Amerika Selatan menjadi sasaran trojan perbankan yang mencuri crypto

  • Negara-negara Amerika Latin tampaknya menjadi sasaran gelombang baru serangan berorientasi kripto.

  • Serangan dilakukan melalui malware yang dikenal sebagai Mekotio – trojan perbankan terkenal.

  • Trojan bertanggung jawab untuk menargetkan lebih dari 50 financial institution dalam dua tahun, dan sekarang, ia bertujuan untuk mencuri BTC.

Di tengah peretasan besar baru-baru ini dan penipuan kripto, para ahli sekarang memperingatkan bahaya lain, yang datang dalam bentuk seluruh keluarga trojan perbankan. Dari apa yang diketahui, trojan menargetkan negara-negara Amerika Latin, dan khususnya pengguna Home windows yang tinggal di dalamnya.

Keluarga trojan dilaporkan baru-baru ini oleh perusahaan cybersecurity bernama ESET. Menurut mereka melaporkan, malware disebut Mekotio, dan telah ada selama lebih dari dua tahun, sekarang. Peneliti berhasil melacak aktivitasnya kembali hingga Maret 2018.

Namun, antara dulu dan sekarang, malware ditingkatkan dari waktu ke waktu. Setiap kali, itu akan menerima fungsionalitas dan kemampuan baru, sementara jangkauan serangannya terus tumbuh. Secara whole, diyakini bahwa ia menargetkan lebih dari 50 financial institution sejauh ini.

Namun, akhir-akhir ini, trojan mengejar Bitcoin. Ini menargetkan individu yang bertanggung jawab atas keamanan koin mereka sendiri, yang menjadikannya sasaran empuk.

Bagaimana cara kerjanya?

Dari apa yang diketahui, malware cenderung menginfeksi korban mereka melalui e mail phishing yang dikirimkan peretas. Sebagian besar serangan tampaknya diarahkan ke Chili dan negara-negara sekitarnya. Namun, Spanyol juga mengalami sedikit serangan.

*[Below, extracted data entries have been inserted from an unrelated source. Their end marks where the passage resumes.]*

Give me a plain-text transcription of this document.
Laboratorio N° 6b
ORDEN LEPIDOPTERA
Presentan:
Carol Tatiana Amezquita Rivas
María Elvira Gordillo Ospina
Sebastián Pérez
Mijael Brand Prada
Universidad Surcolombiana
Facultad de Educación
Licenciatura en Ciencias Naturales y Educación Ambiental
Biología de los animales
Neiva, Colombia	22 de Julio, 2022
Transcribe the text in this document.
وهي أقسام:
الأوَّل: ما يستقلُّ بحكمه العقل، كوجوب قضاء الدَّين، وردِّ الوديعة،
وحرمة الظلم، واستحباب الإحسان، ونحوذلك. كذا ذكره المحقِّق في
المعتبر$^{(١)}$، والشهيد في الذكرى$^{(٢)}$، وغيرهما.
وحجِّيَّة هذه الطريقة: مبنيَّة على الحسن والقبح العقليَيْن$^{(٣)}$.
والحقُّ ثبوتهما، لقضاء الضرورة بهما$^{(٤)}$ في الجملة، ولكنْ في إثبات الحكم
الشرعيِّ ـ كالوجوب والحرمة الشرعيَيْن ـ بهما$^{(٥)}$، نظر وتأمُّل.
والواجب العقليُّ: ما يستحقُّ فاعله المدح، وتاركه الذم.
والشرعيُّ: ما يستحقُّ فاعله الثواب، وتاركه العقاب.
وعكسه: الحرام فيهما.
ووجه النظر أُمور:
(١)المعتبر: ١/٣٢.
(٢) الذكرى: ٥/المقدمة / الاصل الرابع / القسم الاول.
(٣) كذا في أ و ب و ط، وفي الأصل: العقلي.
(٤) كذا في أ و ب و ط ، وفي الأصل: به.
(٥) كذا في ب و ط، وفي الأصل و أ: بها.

E mail yang diterima korban mengandung file .zip, yang diunduh ke perangkat mereka setelah korban mengkliknya. Jika pengguna membuka ritsleting file, mereka akan melihat installer .msi. Setelah mereka menyelesaikan instalasi, serangan itu dianggap berhasil, dan Mekotio mengganti alamat dompet BTC mereka dengan milik hacker.

Selain itu, peretas tampaknya memiliki beberapa alamat BTC, agar tidak mudah dilacak.

Lebih buruk lagi, trojan juga tampaknya mampu mencuri kata sandi yang mungkin disimpan pengguna di dalam peramban mereka. Ini hanya yang terbaru dari peretasan seperti itu, karena banyak kampanye serupa dilaporkan selama beberapa bulan terakhir, seperti penipuan di mana hacker mencuri XRP kunci rahasia pengguna, atau yang menggunakan ransomware ProLock untuk meminta uang tebusan USD enam digit yang dibayarkan dalam BTC.